Probably? Suits like this that are extortion under color of law. There was simply no legitimate reason for this suit, and even if the grieving husband didn't want to see that the cause of the accident was that his wife was so drunk that she probably passed out, the lawyer who filed the suit should have refused to file it. The cost to my insurance company of going to court was high enough--and the judge was simply not going to impose any penalty on the plaintiff, by requiring him to pay the attorney's fees--that the lawyer had no incentive to tell the husband, "I'm not going to do this." After all: maybe the insurance company would be willing to settle for $500 out of court.
I recognize that a strict application of "loser pays" would prevent many legitimate suits from being filed, especially where the plaintiff is poor, and the defendant has deep pockets. But there does seem to be a point where a suit is so absurd that judges should impose "loser pays" as a way to discourage such suits. Pretty clearly, this suit in which I was a victim demonstrates that there were no penalties for filing absurd lawsuits in Los Angeles at the time. Some of the lawsuits that I have seen filed over the years (such as a multibillion dollar suit against International House of Pancakes by an irate customer who couldn't get the advertised special served to her) tell me that the problem hasn't been fixed.
Now, Idaho's legislature is considering a revision to our state law. The bill is S.1283, and it adds one line to the current statute that lists the available remedies for employment discrimination:
(f) An order for reasonable attorney's fees.Why is anyone proposing to add this? Well, last year, the Idaho Supreme Court ruled in Stout v. Key Training Corporation, 144 Idaho 195, 158 P.3d 971 (2007) that even though federal law provides for someone who wins a suit for unlawful employment discrimination to receive "reasonable attorney's fees" (are there such things?), Idaho law does not have any specific provision granting this.
I don't know what the merits of the underlying suit were.

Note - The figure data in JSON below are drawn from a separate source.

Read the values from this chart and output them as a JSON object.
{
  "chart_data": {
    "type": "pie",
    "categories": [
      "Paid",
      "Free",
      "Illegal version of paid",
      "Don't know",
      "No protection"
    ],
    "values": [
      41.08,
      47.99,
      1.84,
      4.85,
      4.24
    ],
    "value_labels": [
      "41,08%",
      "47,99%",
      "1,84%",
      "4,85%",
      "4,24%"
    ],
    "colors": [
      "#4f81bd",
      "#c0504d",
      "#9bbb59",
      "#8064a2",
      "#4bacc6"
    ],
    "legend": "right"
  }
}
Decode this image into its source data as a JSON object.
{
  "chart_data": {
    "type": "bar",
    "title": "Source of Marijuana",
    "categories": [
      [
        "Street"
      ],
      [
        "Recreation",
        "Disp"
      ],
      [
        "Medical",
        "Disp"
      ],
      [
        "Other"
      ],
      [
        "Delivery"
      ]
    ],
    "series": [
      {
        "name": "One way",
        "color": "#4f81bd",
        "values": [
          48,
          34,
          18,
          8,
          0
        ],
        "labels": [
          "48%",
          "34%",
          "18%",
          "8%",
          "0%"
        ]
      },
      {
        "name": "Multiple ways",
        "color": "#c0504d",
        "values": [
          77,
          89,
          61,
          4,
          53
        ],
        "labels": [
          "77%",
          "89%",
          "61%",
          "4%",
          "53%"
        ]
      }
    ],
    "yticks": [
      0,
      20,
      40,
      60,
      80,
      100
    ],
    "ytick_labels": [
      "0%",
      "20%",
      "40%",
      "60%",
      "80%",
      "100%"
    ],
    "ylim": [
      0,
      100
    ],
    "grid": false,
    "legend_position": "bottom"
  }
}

Stout claimed discrimination because she got pregnant. The defendant, Key Training Corporation, apparently trains linemen--and I can see how someone might foolishly have thought that it was a bad idea to have a pregnant woman up on top of high voltage lines.
Regardless of the merits of the case, I can see why Stout, having won the case, thought that she should receive attorney's fees. I actually don't have a problem with this change in the law--but I'm a bit funny in one respect--I think that the law should apply equally on both sides. The way that I read the statute that S.1283 would change, the plaintiff is entitled to "reasonable attorney's fees" if he wins, but the defendant isn't entitled to "reasonable attorney's fees" if he wins.
I can support S.1283 if the winner, on either side, gets to collect attorney's fees from the loser. I can't support something this one-sided, because it creates an incentive to file discrimination suits, with no costs to the plaintiff for questionable or even completely bogus claims.